In 'After Shock' – about Ramla being Ramla again, why you shouldn't cry over missed layups, and five question marks hovering above foreigners.

Round 5 MVP – Ivory Latta
Unfortunately there are no official stats for the game (Ivory, let Holon hear about that!), but Latta is our round MVP with 32 points on a wide array of threes and quite a few assists. Whenever Bnei Yehuda got close, Latta knew how to push the lead back up, despite the box and 1.

Round 5 First Team
Ivory Latta – 2nd 30 plus point game this season in the important win over Bnei Yehuda.

Edwina Brown – Didn't rest one second and scored 22 points including a deciding basket with under a minute to go.
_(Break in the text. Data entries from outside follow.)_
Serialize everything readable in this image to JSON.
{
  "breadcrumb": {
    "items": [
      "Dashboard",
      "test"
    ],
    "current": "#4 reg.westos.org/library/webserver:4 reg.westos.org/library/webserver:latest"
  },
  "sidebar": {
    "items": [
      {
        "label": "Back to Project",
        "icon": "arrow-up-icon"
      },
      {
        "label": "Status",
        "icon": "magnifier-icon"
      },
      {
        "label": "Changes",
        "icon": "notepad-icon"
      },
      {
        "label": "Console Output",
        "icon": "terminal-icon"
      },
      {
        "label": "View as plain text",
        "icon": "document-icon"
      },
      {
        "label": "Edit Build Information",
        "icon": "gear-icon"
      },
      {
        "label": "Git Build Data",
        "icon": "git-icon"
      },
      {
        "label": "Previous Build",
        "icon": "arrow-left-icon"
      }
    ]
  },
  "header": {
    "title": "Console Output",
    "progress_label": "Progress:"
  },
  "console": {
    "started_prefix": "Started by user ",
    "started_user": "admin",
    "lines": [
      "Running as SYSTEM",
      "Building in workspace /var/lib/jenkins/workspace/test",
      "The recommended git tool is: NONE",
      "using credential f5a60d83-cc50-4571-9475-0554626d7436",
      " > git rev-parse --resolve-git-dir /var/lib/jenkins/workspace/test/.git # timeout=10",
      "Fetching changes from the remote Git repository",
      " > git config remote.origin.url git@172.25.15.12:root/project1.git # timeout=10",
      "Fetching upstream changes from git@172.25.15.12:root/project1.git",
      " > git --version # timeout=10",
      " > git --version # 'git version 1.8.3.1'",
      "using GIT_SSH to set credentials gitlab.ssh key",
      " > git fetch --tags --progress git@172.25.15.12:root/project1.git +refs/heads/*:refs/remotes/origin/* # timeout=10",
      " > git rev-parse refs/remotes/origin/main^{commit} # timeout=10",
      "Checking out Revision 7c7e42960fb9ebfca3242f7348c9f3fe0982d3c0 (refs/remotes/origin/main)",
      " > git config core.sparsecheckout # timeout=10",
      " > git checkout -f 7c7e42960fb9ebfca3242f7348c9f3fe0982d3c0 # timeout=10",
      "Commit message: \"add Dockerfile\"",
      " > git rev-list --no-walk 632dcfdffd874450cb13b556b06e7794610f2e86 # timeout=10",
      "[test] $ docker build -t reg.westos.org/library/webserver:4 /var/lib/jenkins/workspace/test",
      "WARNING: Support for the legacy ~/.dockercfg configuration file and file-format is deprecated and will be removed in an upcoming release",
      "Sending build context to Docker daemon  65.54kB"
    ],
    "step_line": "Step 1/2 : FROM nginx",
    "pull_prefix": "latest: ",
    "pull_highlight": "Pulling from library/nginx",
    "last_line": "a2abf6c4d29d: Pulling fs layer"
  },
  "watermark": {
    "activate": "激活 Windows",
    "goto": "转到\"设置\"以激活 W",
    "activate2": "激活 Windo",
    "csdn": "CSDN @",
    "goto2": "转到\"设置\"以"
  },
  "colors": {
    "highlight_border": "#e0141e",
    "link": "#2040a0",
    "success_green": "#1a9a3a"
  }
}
She didn't lose confidence despite some really mind boggling misses, and makes the first time despite 8 turnovers because of her effort.

Michal Epshtein – Great game for Epshtein with season highs of 21 points and 11 rebounds in the painful loss to Ramat Hen.

Kasha Terry – 23 points, nine rebounds and three blocks in 35 minutes – three season highs for Terry who finally managed to stay out of foul trouble and helped Ramat Hen steal the win at Ashdod.

Dada Vilipic – Rmat Hasharon's center continues to produce great numbers and this time she hit 70% from the floor en route to 21 points and 11 rebounds in the win over Tel Kabir.

After Shock

That's more like it
Since opening the season with a shaky win over Bnei Yehuda and a loss at Hertzelia, Ramla ran over three teams by an average score of 88.3 – 64.3. Yes, they played Tel Kabir, Ramat Hen on a horrendous day, and Hapoel Tel Aviv, but still – take a look at some numbers:
Plus 15 on the boards per game, 51.4% from inside the arc, 44.2% from three. Five players averaging double figures as Chasity Melvin leads with 18.0 per game, Tangela Smith settles for 10.3, and Shay Doron and Laine Selwyn contribute 13.3 and 14.0 points per game respectively. The rotation has also gotten shorter as Kostaki sat out the last three games (they say it's still the ankle but she's warming up), and Gourevitch settled for 12.5 minutes per game.

Don't forget the league's crazy
Last year Ashdod got off to a great start, 6 – 3 in the first round with lots of close wins and overtimes, but in the 2nd round the tables turned and they had the exact opposite record. Also last year, Holon started out 0 – 5 and then lost eight straight, and Bnei Yehuda opened 1 – 5 and jelled late to finish 3rd in the league. More examples? In 05/06 Ramat Hen lost three of their first six games by a total of six points, and made the finals. Of course, can't forget the classical example of Ramat Hasharon in that same season, as they went undefeated in 21 games before the were eliminated in the playoff semis by Hapoel Tel Aviv who lost nine games. So for anyone who's currently dwelling on a certain loss, look ahead, nothing is decided in the first two weeks of the season.

Ringers?
From what we saw so far, there are five players in the league that came to Israel using the shorter line in the passport check at the airport, who still have some question marks hovering above them.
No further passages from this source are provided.